The Multi-Model Cost Picture
If you are running multiple model calls in a pipeline, the token cost compounds in ways that are easy to underestimate. A system that retrieves documents, re-ranks them, synthesizes a response, and then formats the output might run three or four model calls, each with its own context budget. The total token consumption of such a system is the sum of all those calls, not just the final one. Budget at the system level, not just the call level.
A pipeline that retrieves with a large context, reranks with another large context, and then synthesizes with yet another large context is expensive even if each step seems reasonable in isolation. The retrieval call might consume 30k tokens. The rerank call another 15k. The synthesis call another 20k. Three calls, 65k tokens total, three times the cost and latency of a single call. Pipeline design requires understanding the token cost of each stage and optimizing the expensive ones, not just the final one that users see. The retrieval call is often the largest context consumer and the most optimizable.
Token budgeting should account for the full conversation lifecycle. If a user has a long conversation with twenty exchanges, each exchange includes the full conversation history. After ten exchanges, you may be sending half the context window as conversation history before the new query. Explicit conversation window management (summarizing old turns, evicting early context) becomes necessary as conversations grow. The plate fills up differently as the meal progresses.
Build a token cost model before going to production. Start with your average query complexity: how many tokens does a typical query, context, and response consume? Multiply by your expected queries per day. Multiply by your cost per token. The result is a daily context cost that engineering can present to finance before finance starts asking questions. The model is not free at scale, and the cost curves are not linear.
Reserve budget for response generation, not just input context. A model that runs out of generation budget midway through an answer produces truncated outputs. If your answers typically run 500-1000 tokens, reserve at least 1500 tokens for generation to handle variance. Truncated answers require regeneration, which costs more than reserving adequate generation budget upfront. The answer is the product; protect the space for it.
Budget your token plate deliberately and explicitly. Keep critical instructions at the start and end of context where attention is highest. Put supporting documents in the middle only if they genuinely matter for reasoning. Verify what happens when you exceed the limit, whether it truncates or errors, before production use. Consider whether a longer-context model is worth the cost trade-off for your use case. Design your retrieval budget explicitly, not as an afterthought, and measure actual token usage in production to verify your estimates. Model the total token cost of your pipeline, not just individual calls, because the sum is what you pay.

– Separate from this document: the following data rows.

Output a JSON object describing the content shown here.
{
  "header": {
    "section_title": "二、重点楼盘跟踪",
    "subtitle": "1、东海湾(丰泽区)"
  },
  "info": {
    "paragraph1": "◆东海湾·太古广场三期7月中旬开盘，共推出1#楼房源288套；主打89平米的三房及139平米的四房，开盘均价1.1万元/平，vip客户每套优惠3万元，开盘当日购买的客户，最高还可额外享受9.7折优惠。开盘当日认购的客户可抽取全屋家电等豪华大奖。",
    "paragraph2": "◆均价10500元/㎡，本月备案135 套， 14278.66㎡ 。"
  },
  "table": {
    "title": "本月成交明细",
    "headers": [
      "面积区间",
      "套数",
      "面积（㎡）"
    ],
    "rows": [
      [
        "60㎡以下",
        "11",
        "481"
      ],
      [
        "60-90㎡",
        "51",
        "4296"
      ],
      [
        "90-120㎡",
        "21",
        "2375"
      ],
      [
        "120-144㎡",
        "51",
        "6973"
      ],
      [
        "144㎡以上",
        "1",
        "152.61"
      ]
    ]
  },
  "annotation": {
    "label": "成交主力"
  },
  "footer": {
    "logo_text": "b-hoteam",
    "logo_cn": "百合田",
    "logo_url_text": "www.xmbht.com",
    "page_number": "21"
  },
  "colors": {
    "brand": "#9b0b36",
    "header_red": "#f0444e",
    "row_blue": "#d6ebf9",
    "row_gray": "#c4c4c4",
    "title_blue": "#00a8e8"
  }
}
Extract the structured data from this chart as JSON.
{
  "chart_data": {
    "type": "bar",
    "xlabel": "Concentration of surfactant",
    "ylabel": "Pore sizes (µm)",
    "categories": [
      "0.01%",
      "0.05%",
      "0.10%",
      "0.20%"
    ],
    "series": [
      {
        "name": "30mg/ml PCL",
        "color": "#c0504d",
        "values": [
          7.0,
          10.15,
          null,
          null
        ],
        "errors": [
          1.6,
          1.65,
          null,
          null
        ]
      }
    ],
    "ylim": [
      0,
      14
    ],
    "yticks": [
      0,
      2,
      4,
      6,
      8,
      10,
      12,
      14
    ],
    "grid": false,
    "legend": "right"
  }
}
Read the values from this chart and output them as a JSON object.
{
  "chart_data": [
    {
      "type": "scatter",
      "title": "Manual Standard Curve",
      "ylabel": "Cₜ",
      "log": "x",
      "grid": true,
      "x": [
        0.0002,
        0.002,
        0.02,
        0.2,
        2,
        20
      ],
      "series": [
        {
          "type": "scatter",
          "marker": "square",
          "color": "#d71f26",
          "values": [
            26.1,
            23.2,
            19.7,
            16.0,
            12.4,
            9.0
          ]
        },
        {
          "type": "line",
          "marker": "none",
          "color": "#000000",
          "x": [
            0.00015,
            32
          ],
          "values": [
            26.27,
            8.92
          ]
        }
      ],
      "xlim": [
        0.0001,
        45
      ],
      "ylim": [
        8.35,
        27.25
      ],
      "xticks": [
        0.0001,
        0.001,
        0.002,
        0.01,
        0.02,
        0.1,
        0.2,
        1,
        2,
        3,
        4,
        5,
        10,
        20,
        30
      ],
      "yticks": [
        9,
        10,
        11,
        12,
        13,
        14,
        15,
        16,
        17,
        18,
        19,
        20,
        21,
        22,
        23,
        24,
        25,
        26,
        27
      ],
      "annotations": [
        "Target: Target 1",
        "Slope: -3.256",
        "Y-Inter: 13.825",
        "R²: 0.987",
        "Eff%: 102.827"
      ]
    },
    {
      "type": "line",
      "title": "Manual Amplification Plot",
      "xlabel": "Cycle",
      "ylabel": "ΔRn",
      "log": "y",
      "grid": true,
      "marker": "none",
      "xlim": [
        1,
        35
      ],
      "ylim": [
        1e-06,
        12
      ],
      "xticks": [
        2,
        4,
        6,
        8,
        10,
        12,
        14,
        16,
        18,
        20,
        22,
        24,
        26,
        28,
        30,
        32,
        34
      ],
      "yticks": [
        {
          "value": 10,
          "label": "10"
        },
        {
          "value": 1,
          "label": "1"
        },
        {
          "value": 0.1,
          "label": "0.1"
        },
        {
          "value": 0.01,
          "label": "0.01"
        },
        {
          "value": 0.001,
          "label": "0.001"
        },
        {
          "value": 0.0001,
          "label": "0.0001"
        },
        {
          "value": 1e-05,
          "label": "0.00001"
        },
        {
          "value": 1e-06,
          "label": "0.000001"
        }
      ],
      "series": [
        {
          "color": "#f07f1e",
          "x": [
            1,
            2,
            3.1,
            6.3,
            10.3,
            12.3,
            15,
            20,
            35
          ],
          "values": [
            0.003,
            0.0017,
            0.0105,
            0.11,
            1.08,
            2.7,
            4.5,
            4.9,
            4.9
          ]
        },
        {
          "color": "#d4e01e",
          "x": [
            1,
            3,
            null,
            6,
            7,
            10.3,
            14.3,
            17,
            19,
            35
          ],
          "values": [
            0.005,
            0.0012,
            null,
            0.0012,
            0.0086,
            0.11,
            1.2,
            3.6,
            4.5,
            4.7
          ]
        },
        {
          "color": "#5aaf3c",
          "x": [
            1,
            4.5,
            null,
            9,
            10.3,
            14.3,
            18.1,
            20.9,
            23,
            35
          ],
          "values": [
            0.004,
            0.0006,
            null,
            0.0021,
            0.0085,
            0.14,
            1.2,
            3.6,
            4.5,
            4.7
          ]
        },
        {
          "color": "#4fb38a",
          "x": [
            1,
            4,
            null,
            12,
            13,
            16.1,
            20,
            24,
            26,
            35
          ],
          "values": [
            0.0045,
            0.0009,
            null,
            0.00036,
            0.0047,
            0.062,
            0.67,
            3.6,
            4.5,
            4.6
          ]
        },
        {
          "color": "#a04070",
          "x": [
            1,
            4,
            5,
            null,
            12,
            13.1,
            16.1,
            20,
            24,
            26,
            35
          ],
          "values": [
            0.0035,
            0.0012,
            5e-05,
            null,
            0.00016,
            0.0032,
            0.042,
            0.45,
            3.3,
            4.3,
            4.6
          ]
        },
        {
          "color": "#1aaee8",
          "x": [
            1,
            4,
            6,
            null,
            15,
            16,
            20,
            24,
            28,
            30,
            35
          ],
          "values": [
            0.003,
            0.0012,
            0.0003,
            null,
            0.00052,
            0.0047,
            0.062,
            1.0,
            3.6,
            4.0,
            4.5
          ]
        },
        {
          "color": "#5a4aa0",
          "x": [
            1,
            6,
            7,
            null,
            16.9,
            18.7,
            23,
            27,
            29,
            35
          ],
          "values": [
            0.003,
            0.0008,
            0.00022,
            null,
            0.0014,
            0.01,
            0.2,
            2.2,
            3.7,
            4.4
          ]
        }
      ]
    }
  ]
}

Use shorter context for simple short tasks where the model does not need much grounding, for high-volume cost-sensitive applications where every token matters, for tasks where latency matters more than depth, and for cases where the answer fits in a few hundred tokens. The smaller context is faster and cheaper, and for these tasks it is also equally effective. Reserve the longer context for tasks where the extra information genuinely changes the answer.
The plate is finite. Choose what you put on it, and pay attention to which end of the plate the model actually eats from. Attention is not uniform across the context window, and designing your context with that in mind is the difference between a system that works and a system that mostly works until it does not.